Over the past 12 months Smithson’s share price has risen by 29pc, in line with its net asset value, and has outpaced the 13pc rise in the MSCI World Small Cap index.
The portfolio has proved relatively defensive: its largest “drawdown” or peak to trough decline last year was 17pc. Rivals BMO Global Smaller Companies and North Atlantic Smaller Companies recorded NAV drawdowns of 35pc and 24pc respectively, according to Winterflood, the broker.
In light of these promising numbers, Callum D’Ath of Brewin Dolphin, the wealth manager, has selected Smithson as his top investment trust pick for 2021.
He came up with last year’s best performer, Edinburgh Worldwide, which also invests in global smaller companies but has more of a “growth” focus than Smithson. Edinburgh Worldwide has gained 68pc since we tipped it in February 2020, so we have high hopes for Mr D’Ath’s latest trust idea.
“I think Smithson is brilliant,” he said. “It is one of those investment trusts that you can buy and lock away.”
Smithson’s resilience in 2020 is perhaps no surprise, given its focus on “quality” small and medium-sized companies around the world. The manager, Simon Barnard, invests in well-established businesses, typically leaders in their industries, that have the potential to generate cash and produce consistent returns.
The fund holds the likes of Domino’s Pizza and Equifax, the credit score agency.

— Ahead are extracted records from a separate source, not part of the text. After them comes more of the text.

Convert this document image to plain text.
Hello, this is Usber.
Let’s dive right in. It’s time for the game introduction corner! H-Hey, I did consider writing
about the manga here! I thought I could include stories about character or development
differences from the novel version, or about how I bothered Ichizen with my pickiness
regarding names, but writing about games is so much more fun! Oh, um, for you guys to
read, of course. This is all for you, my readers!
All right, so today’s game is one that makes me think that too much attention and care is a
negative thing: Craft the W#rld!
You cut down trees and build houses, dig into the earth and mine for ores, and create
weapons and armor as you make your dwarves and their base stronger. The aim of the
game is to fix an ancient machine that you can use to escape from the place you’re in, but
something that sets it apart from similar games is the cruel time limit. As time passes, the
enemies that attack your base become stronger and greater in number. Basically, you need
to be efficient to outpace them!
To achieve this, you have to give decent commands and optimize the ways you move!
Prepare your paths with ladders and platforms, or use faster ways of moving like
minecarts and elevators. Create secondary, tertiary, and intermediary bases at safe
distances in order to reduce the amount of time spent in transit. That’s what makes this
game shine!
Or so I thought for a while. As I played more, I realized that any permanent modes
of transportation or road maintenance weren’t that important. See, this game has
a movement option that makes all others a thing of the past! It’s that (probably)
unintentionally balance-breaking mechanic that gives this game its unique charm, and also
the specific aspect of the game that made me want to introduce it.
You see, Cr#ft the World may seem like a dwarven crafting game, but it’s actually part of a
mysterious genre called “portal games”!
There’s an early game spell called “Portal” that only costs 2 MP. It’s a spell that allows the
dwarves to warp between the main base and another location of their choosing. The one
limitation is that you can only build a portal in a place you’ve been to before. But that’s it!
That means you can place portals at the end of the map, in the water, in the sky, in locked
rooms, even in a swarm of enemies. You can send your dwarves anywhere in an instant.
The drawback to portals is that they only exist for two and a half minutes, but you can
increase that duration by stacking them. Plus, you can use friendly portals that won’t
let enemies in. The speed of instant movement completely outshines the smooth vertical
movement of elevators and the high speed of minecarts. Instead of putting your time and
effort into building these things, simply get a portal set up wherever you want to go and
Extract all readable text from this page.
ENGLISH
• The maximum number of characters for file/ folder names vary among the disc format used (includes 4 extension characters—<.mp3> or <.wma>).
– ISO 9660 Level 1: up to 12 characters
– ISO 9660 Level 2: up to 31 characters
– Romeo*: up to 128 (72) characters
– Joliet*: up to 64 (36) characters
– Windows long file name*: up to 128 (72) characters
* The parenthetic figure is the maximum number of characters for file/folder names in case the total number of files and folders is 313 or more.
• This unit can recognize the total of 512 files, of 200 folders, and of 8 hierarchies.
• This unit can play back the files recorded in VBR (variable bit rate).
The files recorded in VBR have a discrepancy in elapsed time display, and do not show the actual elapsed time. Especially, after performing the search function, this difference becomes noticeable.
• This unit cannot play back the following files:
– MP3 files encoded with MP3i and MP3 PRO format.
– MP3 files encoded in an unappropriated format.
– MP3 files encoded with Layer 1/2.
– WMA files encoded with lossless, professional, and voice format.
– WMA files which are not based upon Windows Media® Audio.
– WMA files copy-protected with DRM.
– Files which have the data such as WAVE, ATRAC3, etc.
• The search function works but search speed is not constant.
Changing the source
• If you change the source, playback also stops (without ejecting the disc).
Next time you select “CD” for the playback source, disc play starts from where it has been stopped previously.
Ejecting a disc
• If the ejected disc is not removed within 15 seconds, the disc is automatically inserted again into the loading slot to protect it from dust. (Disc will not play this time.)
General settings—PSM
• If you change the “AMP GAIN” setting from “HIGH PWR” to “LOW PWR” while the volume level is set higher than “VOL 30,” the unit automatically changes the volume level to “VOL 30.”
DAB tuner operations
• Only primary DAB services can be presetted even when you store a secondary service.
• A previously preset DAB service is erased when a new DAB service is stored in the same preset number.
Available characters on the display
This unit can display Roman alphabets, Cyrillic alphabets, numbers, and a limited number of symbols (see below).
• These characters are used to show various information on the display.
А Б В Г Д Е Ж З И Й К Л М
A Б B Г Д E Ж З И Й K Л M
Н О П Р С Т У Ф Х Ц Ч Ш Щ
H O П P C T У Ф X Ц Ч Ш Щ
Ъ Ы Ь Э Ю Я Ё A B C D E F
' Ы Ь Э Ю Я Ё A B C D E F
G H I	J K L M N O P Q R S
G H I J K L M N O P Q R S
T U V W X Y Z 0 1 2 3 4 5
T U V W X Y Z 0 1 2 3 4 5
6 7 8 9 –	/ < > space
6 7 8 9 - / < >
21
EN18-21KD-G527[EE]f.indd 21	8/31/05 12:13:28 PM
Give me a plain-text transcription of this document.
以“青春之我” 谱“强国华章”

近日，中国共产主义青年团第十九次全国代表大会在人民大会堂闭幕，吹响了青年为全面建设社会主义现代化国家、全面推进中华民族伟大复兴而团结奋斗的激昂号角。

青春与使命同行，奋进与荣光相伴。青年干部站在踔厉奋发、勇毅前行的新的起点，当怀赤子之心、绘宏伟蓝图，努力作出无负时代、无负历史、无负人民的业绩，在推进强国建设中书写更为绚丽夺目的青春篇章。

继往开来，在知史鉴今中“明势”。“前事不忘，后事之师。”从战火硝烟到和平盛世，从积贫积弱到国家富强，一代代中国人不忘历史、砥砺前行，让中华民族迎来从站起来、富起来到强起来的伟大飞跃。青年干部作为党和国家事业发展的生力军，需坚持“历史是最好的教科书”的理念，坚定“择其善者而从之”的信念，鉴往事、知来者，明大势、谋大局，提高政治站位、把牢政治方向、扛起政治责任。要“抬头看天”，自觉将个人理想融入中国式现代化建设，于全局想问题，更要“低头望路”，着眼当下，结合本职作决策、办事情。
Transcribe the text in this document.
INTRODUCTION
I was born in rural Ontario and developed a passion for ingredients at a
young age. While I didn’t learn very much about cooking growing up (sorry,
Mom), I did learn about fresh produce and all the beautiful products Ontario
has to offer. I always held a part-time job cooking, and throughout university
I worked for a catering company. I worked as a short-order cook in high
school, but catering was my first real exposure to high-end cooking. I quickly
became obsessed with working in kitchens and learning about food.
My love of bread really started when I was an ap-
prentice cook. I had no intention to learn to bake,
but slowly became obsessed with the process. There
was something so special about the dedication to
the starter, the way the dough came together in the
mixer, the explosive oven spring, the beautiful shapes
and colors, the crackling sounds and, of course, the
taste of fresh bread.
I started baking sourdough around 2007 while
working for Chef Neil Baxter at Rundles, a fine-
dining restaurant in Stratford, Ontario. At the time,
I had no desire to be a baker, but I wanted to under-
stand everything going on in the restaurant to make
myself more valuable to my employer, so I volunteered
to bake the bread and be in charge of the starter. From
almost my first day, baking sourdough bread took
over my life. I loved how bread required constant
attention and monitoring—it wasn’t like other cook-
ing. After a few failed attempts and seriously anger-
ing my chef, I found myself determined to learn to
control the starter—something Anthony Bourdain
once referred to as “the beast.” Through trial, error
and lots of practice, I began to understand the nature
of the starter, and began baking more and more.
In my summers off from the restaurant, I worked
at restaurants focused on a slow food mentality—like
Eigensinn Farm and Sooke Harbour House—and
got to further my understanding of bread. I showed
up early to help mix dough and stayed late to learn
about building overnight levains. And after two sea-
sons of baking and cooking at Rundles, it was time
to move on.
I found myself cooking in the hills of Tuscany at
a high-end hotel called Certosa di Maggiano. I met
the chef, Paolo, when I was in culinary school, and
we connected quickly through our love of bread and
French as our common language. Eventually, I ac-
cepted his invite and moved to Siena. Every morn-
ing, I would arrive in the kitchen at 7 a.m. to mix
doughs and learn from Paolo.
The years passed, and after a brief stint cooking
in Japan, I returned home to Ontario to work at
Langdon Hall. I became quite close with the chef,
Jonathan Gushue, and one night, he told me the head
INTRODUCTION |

Mr Barnard aims to buy good companies at the right price and then “do nothing”, simply letting the investments compound in value over time.
It is the same philosophy that Fundsmith’s founder, Terry Smith, follows with his successful “open-ended” Fundsmith Equity fund, which invests in large companies around the world with similar characteristics.
While Mr D’Ath said he rated both funds, he suspected that Smithson had the potential to outperform its larger cousin over time because of its bias towards medium-sized firms.
“These are well-established businesses with a huge runway for future growth. It is a great area to invest in and I think Smithson is a fantastic way to do it,” he said. That doesn’t mean investors have to decide between the two funds: Mr D’Ath said there was a place for both in a diversified portfolio.
Although Smithson looks great on paper, it would be remiss of Questor not to highlight certain facts. First, it is a concentrated portfolio, comprising only 31 stocks, with an unashamed focus on capital growth rather than income (it has never paid a dividend).
Second, the eagle-eyed among our readers will be quick to highlight the trust’s persistent premium, which stands at 3.6pc. For some, this could be a sticking point.
However, Mr D’Ath said he was not too concerned by it; he said it was becoming difficult to find good trusts that weren’t trading at a premium. “Smithson is a popular trust and has pretty much traded at a premium since its launch in October 2018,” he added.
He said the board continued to issue shares in a bid to keep the premium in check: the trust raised £393m (net of costs) over the course of 2020, according to the Association of Investment Companies.
Finally, it is important to highlight the trust’s annual management charge of 0.9pc, which is higher than those of a number of its global equity peers. This might represent another stumbling block for some of our readers.
While costs remain an important consideration, Questor believes there is still much to be said for the trust’s potential to generate stable and growing returns over time.
And if 2020 is anything to go by, this “Steady Eddie” has more to give. This is one to buy whenever the shares take a stumble.